Example 2: The magnitude of the resultant of two vectors having an angle of 60° between them is 8 units. One of the vectors has a magnitude of 2 units and the direction of the resultant is 45°. Find the magnitude of the second vector?

Solution: Let, P=2.

Given that $\varphi=45^{\circ}$ and $\theta=60^{\circ}$.

We have,

$\phi=\tan ^{-1}\left(\dfrac{Q \sin \theta}{P+Q \cos \theta}\right)$

Putting the values that we have, we can find the value of Q.

$\begin{align} &\tan 45^{\circ}=\dfrac{0.866 Q}{2+0.5 Q} \\ &\Rightarrow 1 \times(2+0.5 Q)=0.866 Q \\ &\Rightarrow 2=Q(0.866-0.5) \\ &\Rightarrow \dfrac{2}{0.366}=Q \\ &\Rightarrow Q \simeq 5.46 \end{align}$

So, the second vector is approximately equal to 5.46 units.

## Conclusion

The triangle law of vector addition is a mathematical concept that is used to find the sum of two vectors. Vector addition and subtraction are integral parts of mathematical physics. A vector is a quantity, or it is also called an object that has both a magnitude and a direction. But a scalar is a quantity that has only magnitude and no direction. The process of adding two or more vectors is known as vector addition. The vectors are added geometrically. Triangle Law, Parallelogram Law and Polygon Law are the three laws for vector addition.

The triangle law for vector addition states that if two vectors are represented by two sides of a triangle taken in order, then their vector sum is represented by the third side of the triangle taken in the opposite direction.

## FAQs on Triangle Law of Vector Addition, Derivation and Examples for JEE

**1. What are the other laws of vector addition other than the triangle law of vector addition?**

The parallelogram law states that, If two vectors are represented by the two adjacent sides of a parallelogram, then the resultant vector is given by the diagonal of the parallelogram passing through the point of intersection of the two vectors. The polygon law of vector addition states that if the number of zero vectors is represented by the (n – 1) sides of an n-sided polygon, then the resultant vector is given by the closing side or the nth side of the polygon taken in the opposite order.

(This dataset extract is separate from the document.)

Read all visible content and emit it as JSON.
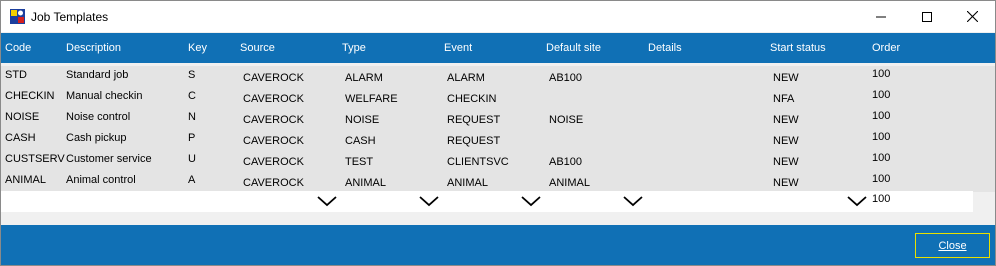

$R=\sqrt{P^{2}+2 P Q \cos \theta+Q^{2}}$

Where,

R = Resultant vector

P = Vector P

Q = Vector Q

$\theta =$ The angle between vectors P and Q

**2. What is the Triangle Law of Forces? **

The Triangle Law of Forces states that if two concurrent forces are acting simultaneously on a body and are represented in magnitude and direction by the sides of a triangle taken in order, then the third side of the triangle represents the resultant of the forces in magnitude and direction taken in the opposite order. This is essentially just the triangle law of vector addition, but it is applied to forces as forces are also vectors.